Chose vraie si on en croit certaines recherchemale.jpg sur les éclairs (dont la capacité d’ionisation peut permettre de créer les molécules pour amorcer le processus de dispersion de la vie). Ces éclairs sont issus des interactions vent solaire/champ magnétique terrestre ce qui signifie que sans structure symboliquement masculine, la vie ne peut pas apparaitre. Ce qui signifie (et la génétique le montre) que l’homme joue un rôle très important dans le processus de vie même s’il ne porte pas le fœtus.

Dans la même veine, la domination masculine est poussée à son paroxysme. Il associe subtilement l’immense progrès médical (échographie … ) à une forme de domination masculine pour s’approprier le féminin et ses « secrets » sur la vie oubliant là aussi que les professions médicales sont maintenant très féminisés (vous avez dit domination ?) à plus de la moitié.
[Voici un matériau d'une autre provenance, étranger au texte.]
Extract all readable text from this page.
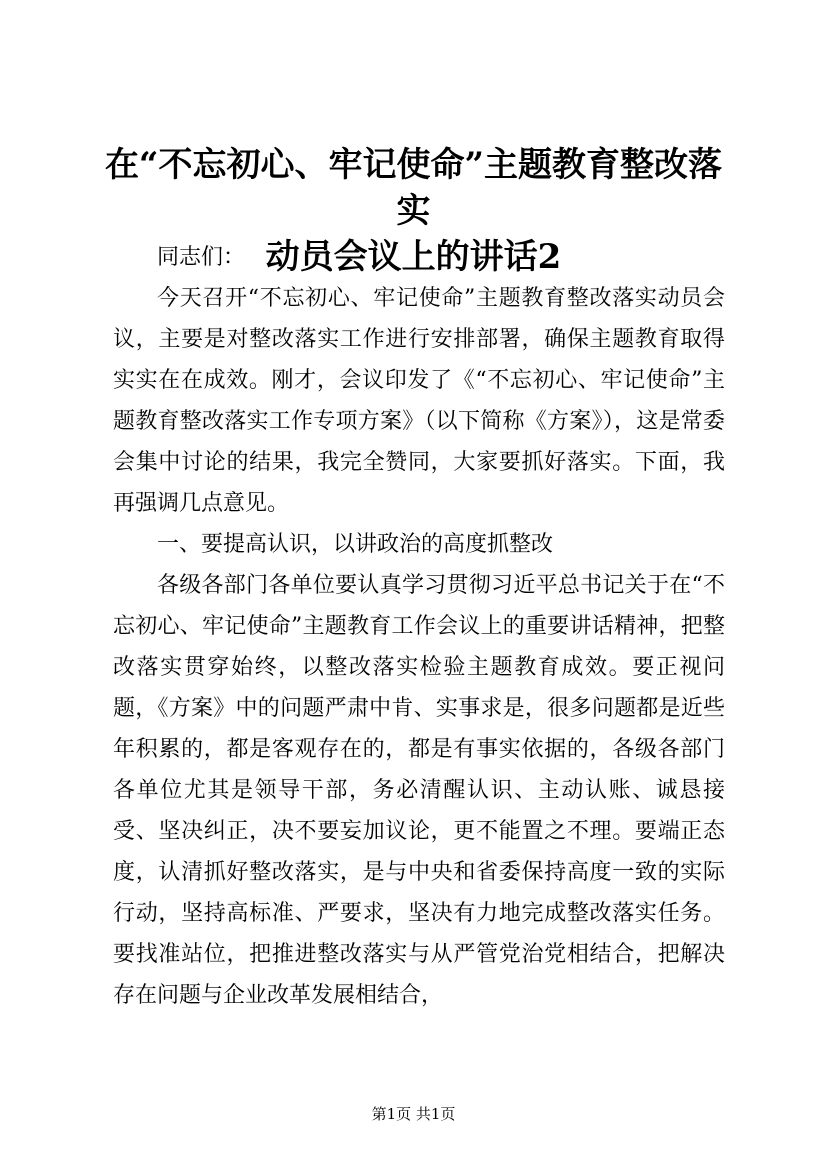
在“不忘初心、牢记使命”主题教育整改落实
动员会议上的讲话2

同志们：

今天召开“不忘初心、牢记使命”主题教育整改落实动员会议，主要是对整改落实工作进行安排部署，确保主题教育取得实实在在成效。刚才，会议印发了《“不忘初心、牢记使命”主题教育整改落实工作专项方案》（以下简称《方案》），这是常委会集中讨论的结果，我完全赞同，大家要抓好落实。下面，我再强调几点意见。

一、要提高认识，以讲政治的高度抓整改

各级各部门各单位要认真学习贯彻习近平总书记关于在“不忘初心、牢记使命”主题教育工作会议上的重要讲话精神，把整改落实贯穿始终，以整改落实检验主题教育成效。要正视问题，《方案》中的问题严肃中肯、实事求是，很多问题都是近些年积累的，都是客观存在的，都是有事实依据的，各级各部门各单位尤其是领导干部，务必清醒认识、主动认账、诚恳接受、坚决纠正，决不要妄加议论，更不能置之不理。要端正态度，认清抓好整改落实，是与中央和省委保持高度一致的实际行动，坚持高标准、严要求，坚决有力地完成整改落实任务。要找准站位，把推进整改落实与从严管党治党相结合，把解决存在问题与企业改革发展相结合，

第1页 共1页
La domination masculine est vue comme un invariant historique oubliant les violences inhérentes aux structures matriarcales.

En ce sens, la dyade mère-fils peut vu non pas comme un lieu de jouissance permissive mais comme une toute puissante de la mère qui colonise l’esprit de l’enfant pendant la grossesse et après laissant des structures comportementales archaïques. Cette interaction n’est pas évoquée dans le sens mère-enfant mais plutôt enfant-mère.

En l’état actuel de la recherche et de l’idéologie, il est impossible de trancher sur le développement psychoaffectif des enfants puisqu’il n’y a aucune vision systémique globalisante.